90 % des Handels bleibt stationär
Im Gespräch mit Keese führt Dirk Rossmann weiter aus, dass auch zukünftig der Handel von Lebensmitteln und Drogerieartikeln zu 90 Prozent stationär stattfinden wird. Eine recht gewagte These, insbesondere angesichts des Engagements weiterer Online-Händler wie JD.com und Alibaba, die sehr deutlich machen, dass sie in sehr absehbarer Zeit die europäischen Märkte erobern wollen. Andere Händler wie Zalando oder Otto nimmt Dirk Rossmann ohnehin nicht ernst und er sagt „da wird gerade viel heiße Luft produziert“.
Amazon bleibt der erklärte Feind
Ansonsten beschweren sich die beiden Rossmänner massiv über Amazon. Teilweise zu recht, wenn es um den Verkauf von Pflegeprodukten unbekannter Herkunft und mangelhaft deklarierten Inhaltsstoffen oder um Plagiate geht. Hier muss Amazon handeln und die schwarzen Schafe von seiner Plattform entfernen, wie es auch von der EU gefordert wird. Der Kampf um Fake-Produkte wird zurzeit ja auch von Birkenstock gegenüber Amazon massiv ausgefochten.
Rossmann setzt also weiterhin auf seine Filialen, denn der eigene Online-Shop ist defizitär. Dieser bringt nur rund 30 Millionen der insgesamt neun Milliarden Euro Umsatz ein. „Das Online-Geschäft ist für uns in Summe völlig unbedeutend“, so Dirk Rossmann.

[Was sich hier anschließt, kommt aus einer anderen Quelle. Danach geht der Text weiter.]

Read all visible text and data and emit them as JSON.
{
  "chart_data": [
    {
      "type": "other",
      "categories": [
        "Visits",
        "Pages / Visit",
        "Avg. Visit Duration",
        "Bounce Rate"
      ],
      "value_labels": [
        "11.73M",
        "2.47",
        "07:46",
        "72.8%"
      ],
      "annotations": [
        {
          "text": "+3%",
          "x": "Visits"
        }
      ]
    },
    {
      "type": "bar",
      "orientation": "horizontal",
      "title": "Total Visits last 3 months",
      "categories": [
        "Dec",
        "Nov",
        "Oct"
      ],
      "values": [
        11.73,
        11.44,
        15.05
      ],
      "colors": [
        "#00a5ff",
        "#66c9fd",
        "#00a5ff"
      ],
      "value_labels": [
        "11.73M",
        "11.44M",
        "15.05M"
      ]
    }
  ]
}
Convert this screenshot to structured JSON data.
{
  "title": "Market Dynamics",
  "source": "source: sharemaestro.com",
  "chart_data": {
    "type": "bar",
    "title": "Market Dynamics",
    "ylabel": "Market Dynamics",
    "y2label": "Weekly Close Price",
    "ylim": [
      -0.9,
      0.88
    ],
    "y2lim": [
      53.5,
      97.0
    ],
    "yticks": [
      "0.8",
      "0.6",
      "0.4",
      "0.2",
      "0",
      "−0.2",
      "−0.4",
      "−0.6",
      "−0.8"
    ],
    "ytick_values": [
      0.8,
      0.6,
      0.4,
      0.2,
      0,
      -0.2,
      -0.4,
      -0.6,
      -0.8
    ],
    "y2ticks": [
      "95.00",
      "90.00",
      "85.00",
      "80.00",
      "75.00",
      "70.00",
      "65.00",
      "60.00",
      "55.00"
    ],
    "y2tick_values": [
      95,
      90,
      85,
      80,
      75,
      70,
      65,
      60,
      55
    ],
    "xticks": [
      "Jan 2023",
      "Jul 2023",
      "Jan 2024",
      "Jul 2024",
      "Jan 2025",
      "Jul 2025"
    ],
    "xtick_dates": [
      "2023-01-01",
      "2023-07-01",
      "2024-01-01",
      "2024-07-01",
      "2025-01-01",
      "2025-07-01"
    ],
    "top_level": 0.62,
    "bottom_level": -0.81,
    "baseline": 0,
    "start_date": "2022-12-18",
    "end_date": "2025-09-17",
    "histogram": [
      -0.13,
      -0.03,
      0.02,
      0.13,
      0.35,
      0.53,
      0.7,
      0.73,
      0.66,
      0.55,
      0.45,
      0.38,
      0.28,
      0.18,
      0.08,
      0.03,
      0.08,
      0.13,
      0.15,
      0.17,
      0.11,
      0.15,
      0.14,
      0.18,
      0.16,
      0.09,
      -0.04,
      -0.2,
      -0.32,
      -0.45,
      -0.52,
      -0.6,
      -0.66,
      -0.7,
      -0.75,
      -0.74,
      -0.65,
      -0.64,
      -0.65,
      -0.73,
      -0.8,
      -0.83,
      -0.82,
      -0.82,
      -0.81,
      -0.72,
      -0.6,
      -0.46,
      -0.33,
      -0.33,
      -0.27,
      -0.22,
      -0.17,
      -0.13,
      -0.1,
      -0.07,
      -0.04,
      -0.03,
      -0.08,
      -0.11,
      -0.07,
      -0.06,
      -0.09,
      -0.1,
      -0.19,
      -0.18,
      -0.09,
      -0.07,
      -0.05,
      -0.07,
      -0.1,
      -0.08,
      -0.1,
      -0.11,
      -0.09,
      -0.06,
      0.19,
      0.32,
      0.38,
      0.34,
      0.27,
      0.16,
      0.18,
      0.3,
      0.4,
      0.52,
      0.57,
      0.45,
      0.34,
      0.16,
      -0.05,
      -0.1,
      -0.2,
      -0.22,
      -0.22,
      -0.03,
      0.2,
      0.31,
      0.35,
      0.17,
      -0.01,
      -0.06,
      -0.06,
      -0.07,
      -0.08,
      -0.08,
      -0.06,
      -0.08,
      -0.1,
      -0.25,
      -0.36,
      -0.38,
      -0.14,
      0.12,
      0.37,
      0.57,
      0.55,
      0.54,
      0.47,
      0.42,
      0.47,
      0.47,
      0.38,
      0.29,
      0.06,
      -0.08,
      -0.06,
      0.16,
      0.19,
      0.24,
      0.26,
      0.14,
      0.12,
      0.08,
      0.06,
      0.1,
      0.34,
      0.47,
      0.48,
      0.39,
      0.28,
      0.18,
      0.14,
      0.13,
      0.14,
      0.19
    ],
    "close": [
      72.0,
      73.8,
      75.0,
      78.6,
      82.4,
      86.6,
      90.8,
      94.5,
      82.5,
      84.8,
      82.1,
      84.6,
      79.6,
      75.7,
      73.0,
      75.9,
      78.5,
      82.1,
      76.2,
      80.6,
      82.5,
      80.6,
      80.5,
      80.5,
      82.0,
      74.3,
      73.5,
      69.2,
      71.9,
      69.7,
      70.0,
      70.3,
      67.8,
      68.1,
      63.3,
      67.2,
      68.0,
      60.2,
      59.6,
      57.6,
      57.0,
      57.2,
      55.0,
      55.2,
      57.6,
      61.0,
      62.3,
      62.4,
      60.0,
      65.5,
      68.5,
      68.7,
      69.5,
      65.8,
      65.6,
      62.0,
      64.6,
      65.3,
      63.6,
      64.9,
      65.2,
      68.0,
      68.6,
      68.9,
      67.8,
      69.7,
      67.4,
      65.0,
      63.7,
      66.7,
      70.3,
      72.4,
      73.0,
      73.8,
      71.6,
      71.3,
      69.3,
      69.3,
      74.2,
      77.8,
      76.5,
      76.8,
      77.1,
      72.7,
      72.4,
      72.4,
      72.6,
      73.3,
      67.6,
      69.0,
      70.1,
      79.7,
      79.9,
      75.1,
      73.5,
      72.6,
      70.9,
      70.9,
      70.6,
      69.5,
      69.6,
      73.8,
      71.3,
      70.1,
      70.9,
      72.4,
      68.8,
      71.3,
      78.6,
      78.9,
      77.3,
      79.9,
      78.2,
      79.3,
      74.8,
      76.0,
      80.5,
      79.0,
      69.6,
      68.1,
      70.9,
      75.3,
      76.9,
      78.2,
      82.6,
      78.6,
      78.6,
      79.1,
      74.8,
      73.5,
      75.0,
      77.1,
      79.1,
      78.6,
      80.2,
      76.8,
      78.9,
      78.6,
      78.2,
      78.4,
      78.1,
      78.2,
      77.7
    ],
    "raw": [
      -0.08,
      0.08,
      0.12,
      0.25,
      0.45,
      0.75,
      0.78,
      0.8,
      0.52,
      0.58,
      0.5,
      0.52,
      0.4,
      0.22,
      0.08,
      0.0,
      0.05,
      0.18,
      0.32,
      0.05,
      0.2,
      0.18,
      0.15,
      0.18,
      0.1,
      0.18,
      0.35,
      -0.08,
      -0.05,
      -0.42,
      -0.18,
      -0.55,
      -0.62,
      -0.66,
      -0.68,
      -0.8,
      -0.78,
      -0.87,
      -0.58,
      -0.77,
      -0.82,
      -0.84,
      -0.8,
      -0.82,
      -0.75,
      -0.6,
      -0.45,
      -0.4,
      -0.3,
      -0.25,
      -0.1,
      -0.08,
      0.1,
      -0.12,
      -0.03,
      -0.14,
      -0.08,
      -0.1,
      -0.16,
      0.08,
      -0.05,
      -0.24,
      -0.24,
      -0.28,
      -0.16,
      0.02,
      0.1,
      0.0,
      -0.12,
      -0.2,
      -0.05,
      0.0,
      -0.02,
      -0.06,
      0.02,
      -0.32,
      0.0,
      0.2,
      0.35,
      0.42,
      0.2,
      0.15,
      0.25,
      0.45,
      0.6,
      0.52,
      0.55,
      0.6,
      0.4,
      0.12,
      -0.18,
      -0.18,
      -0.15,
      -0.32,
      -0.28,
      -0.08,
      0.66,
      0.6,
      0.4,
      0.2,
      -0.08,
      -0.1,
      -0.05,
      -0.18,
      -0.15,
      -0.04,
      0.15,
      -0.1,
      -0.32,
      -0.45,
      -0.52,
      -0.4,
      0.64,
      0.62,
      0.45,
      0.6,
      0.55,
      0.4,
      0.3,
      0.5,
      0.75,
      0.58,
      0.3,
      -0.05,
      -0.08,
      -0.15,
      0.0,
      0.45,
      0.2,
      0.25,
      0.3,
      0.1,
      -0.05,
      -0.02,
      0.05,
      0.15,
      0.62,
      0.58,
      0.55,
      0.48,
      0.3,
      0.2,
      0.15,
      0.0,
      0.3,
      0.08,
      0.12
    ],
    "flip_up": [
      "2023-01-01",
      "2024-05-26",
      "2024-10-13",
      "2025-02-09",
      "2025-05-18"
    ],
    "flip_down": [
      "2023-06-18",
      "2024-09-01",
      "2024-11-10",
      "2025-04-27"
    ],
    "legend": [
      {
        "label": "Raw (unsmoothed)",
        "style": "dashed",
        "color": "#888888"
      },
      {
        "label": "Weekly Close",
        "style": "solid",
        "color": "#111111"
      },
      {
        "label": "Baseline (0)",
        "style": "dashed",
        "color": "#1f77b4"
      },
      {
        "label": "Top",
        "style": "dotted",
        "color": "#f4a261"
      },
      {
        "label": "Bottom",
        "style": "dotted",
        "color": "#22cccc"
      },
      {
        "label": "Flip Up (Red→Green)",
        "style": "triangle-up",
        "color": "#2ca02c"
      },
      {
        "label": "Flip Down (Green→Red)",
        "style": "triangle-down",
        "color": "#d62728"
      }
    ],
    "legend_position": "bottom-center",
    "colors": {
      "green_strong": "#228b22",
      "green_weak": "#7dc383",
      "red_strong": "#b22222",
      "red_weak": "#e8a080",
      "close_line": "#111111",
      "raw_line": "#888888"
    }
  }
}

Niedergang der Innenstädte
Dirk und Raoul Rossmann beklagen den Niedergang der Innenstädte. Das Sterben der Kaufhäuser und der schleichende Tod vieler Einzelhändler würde auch sie beeinträchtigen, da nun weniger Menschen in die Innenstädte kämen und auch Rossmann damit die Laufkundschaft fehlen würde. Wie sich allerdings Rossmann selbst dafür einsetzt, die Innenstädte lebendig zu halten, welche Maßnahmen sie vorschlagen würden oder vielleicht sogar schon getroffen haben, erklären sie leider nicht.
Fazit
Mein Fazit nach dem Hören: Schuld sind immer die anderen! Die Kunden, die online die falschen Produkte kaufen, so dass der Online-Shop nicht funktioniert. Amazon, weil sie heute ihre Marktmacht ausnutzen, die sie haben, da sie früh ziemlich viel ziemlich richtig gemacht haben. Die anderen Händler, weil sie einfach verschwinden und Rossmann allein in der Stadt lassen. Die Immobilienbesitzer, die zu viel Geld verdienen wollen. Und nun heißt die trotzige Strategie: Weiter so, wir sind doch erfolgreich, also machen wir genau das weiterhin! Ich drücke ganz fest die Daumen, dass das auch in Zukunft klappt.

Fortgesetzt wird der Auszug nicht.